I am running into performance issues with Pandas and writing DataFrames to an SQL DB. In order to be as fast as possible I use memSQL (it's like MySQL in code, so I don't have to do anything). I benchmarked my instance just now:
docker run --rm -it --link=memsql:memsql memsql/quickstart simple-benchmark
Creating database simple_benchmark
Warming up workload
Launching 10 workers
Workload will take approximately 30 seconds.
Stopping workload
42985000 rows inserted using 10 threads
1432833.3 rows per second
That isn't glorious, and it's just my local laptop. I know... I am also using the root user, but it's a throw-away Docker container.
Here is the code which writes my DataFrame to the DB:
import MySQLdb
import mysql.connector
from sqlalchemy import create_engine
from pandas.util.testing import test_parallel
engine = create_engine('mysql+mysqlconnector://root@localhost:3306/netflow_test', echo=False)
# max_allowed_packet = 1000M in mysql.conf
# no effect
# @test_parallel(num_threads=8)
def commit_flows(netflow_df2):
% time netflow_df2.to_sql(name='netflow_ids', con=engine, if_exists = 'append', index=False, chunksize=500)
commit_flows(netflow_df2)
Below is the %time
measurement of the function.
Multi-threading does not make this faster. It remains within 7000 - 8000 rows/s.

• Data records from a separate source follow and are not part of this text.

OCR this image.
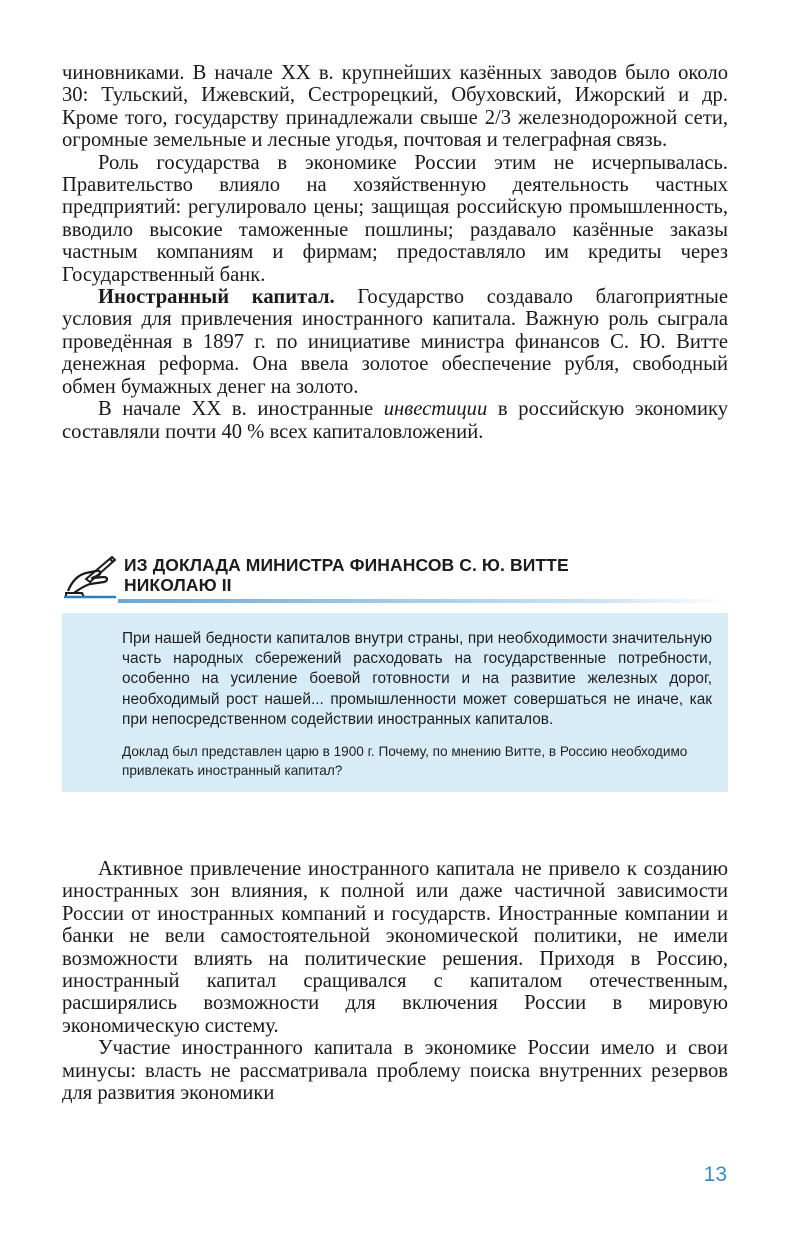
чиновниками. В начале XX в. крупнейших казённых заводов было около 30: Тульский, Ижевский, Сестрорецкий, Обуховский, Ижорский и др. Кроме того, государству принадлежали свыше 2/3 железнодорожной сети, огромные земельные и лесные угодья, почтовая и телеграфная связь.

Роль государства в экономике России этим не исчерпывалась. Правительство влияло на хозяйственную деятельность частных предприятий: регулировало цены; защищая российскую промышленность, вводило высокие таможенные пошлины; раздавало казённые заказы частным компаниям и фирмам; предоставляло им кредиты через Государственный банк.

Иностранный капитал. Государство создавало благоприятные условия для привлечения иностранного капитала. Важную роль сыграла проведённая в 1897 г. по инициативе министра финансов С. Ю. Витте денежная реформа. Она ввела золотое обеспечение рубля, свободный обмен бумажных денег на золото.

В начале XX в. иностранные инвестиции в российскую экономику составляли почти 40 % всех капиталовложений.

ИЗ ДОКЛАДА МИНИСТРА ФИНАНСОВ С. Ю. ВИТТЕ
НИКОЛАЮ II

При нашей бедности капиталов внутри страны, при необходимости значительную часть народных сбережений расходовать на государственные потребности, особенно на усиление боевой готовности и на развитие железных дорог, необходимый рост нашей... промышленности может совершаться не иначе, как при непосредственном содействии иностранных капиталов.

Доклад был представлен царю в 1900 г. Почему, по мнению Витте, в Россию необходимо привлекать иностранный капитал?

Активное привлечение иностранного капитала не привело к созданию иностранных зон влияния, к полной или даже частичной зависимости России от иностранных компаний и государств. Иностранные компании и банки не вели самостоятельной экономической политики, не имели возможности влиять на политические решения. Приходя в Россию, иностранный капитал сращивался с капиталом отечественным, расширялись возможности для включения России в мировую экономическую систему.

Участие иностранного капитала в экономике России имело и свои минусы: власть не рассматривала проблему поиска внутренних резервов для развития экономики

13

CPU times: user 2min 6s, sys: 1.69 s, total: 2min 8s Wall time: 2min 18s
I also increased the max_allowed_packet
size to commit in bulk, with a larger chunk size. Still not faster.
Here is the shape of the DataFrame:
netflow_df2.shape
(1015391, 20)
Does anyone know how I can make this faster?

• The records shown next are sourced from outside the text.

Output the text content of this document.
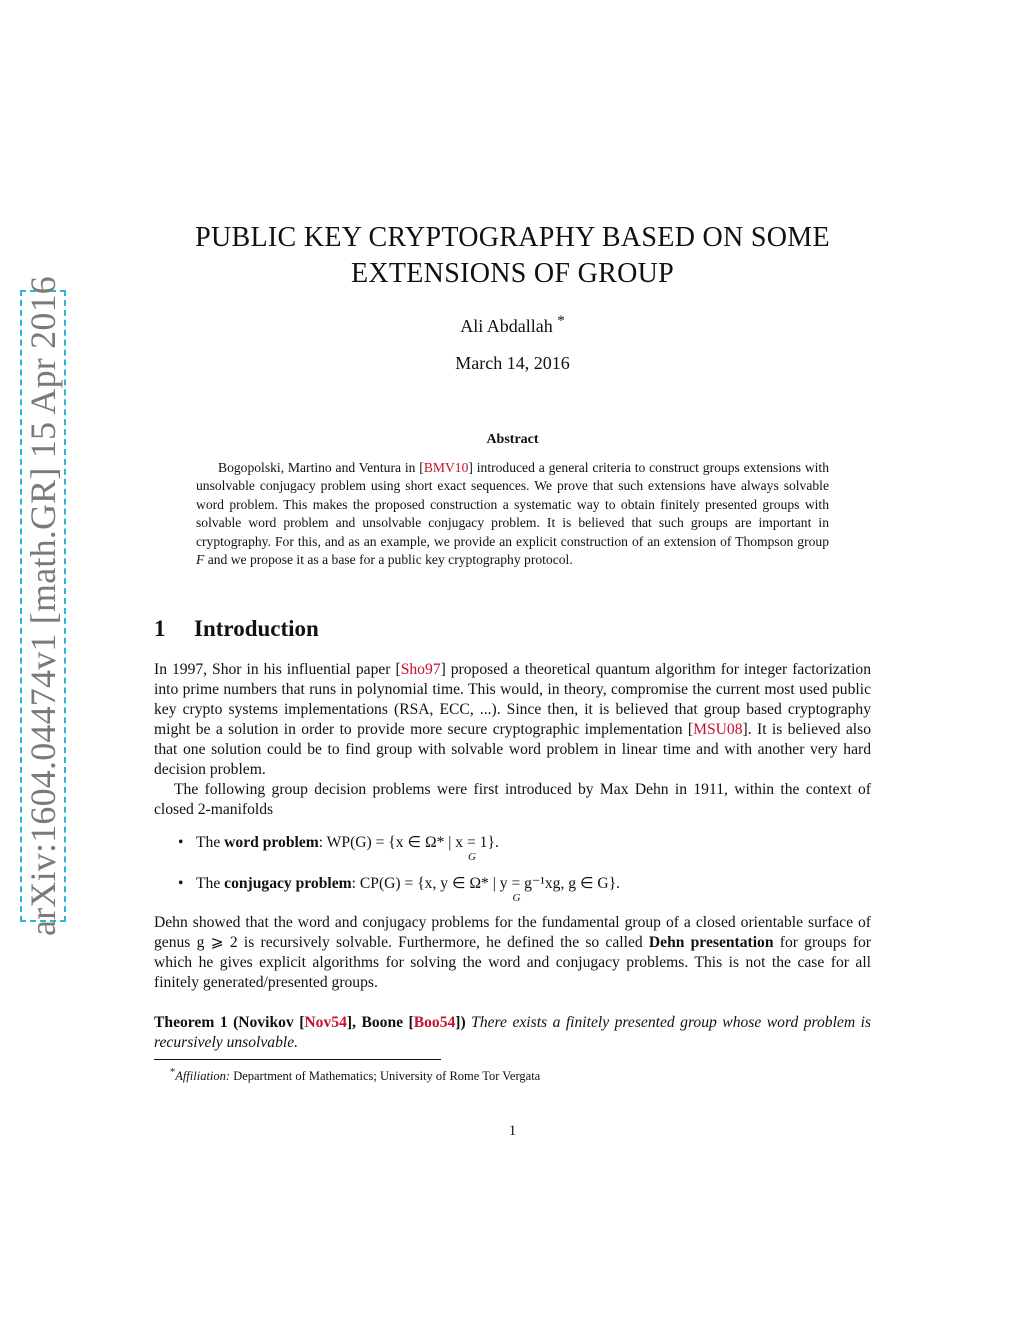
arXiv:1604.04474v1 [math.GR] 15 Apr 2016
PUBLIC KEY CRYPTOGRAPHY BASED ON SOME
EXTENSIONS OF GROUP
Ali Abdallah *
March 14, 2016
Abstract
Bogopolski, Martino and Ventura in [BMV10] introduced a general criteria to construct groups extensions with unsolvable conjugacy problem using short exact sequences. We prove that such extensions have always solvable word problem. This makes the proposed construction a systematic way to obtain finitely presented groups with solvable word problem and unsolvable conjugacy problem. It is believed that such groups are important in cryptography. For this, and as an example, we provide an explicit construction of an extension of Thompson group F and we propose it as a base for a public key cryptography protocol.
1 Introduction
In 1997, Shor in his influential paper [Sho97] proposed a theoretical quantum algorithm for integer factorization into prime numbers that runs in polynomial time. This would, in theory, compromise the current most used public key crypto systems implementations (RSA, ECC, ...). Since then, it is believed that group based cryptography might be a solution in order to provide more secure cryptographic implementation [MSU08]. It is believed also that one solution could be to find group with solvable word problem in linear time and with another very hard decision problem.
The following group decision problems were first introduced by Max Dehn in 1911, within the context of closed 2-manifolds
• The word problem: WP(G) = {x ∈ Ω* | x =
G
1}.
• The conjugacy problem: CP(G) = {x, y ∈ Ω* | y =
G
g⁻¹xg, g ∈ G}.
Dehn showed that the word and conjugacy problems for the fundamental group of a closed orientable surface of genus g ⩾ 2 is recursively solvable. Furthermore, he defined the so called Dehn presentation for groups for which he gives explicit algorithms for solving the word and conjugacy problems. This is not the case for all finitely generated/presented groups.
Theorem 1 (Novikov [Nov54], Boone [Boo54]) There exists a finitely presented group whose word problem is recursively unsolvable.
*Affiliation: Department of Mathematics; University of Rome Tor Vergata
1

In case someones gets a similar situation:
I removed SQlalchemy and used the (deprecated) MySQL flavor for Pandas' to_sql()
function. The speedup is more than 120 %. I don't recommend to use this, but it works for me at the moment.
import MySQLdb
import mysql.connector
from sqlalchemy import create_engine
from pandas.util.testing import test_parallel
engine = MySQLdb.connect("127.0.0.1","root","","netflow_test")
# engine = create_engine('mysql+mysqlconnector://root@localhost:3306/netflow_test', echo=False)
# @test_parallel(num_threads=8)
def commit_flows(netflow_df2):
% time netflow_df2.to_sql(name='netflow_ids', flavor='mysql', con=engine, if_exists = 'append', index=False, chunksize=50000)
commit_flows(netflow_df2)
If I find out how to convince memSQL to accept a large query (similar to MySQL's max_allowed_packet = 1000M
in mysql.conf) I will be even faster. I should be able to hit more than 50000 rows per second here.
CPU times: user 28.7 s, sys: 797 ms, total: 29.5 s
Wall time: 38.2 s
126s before. 38.2s now.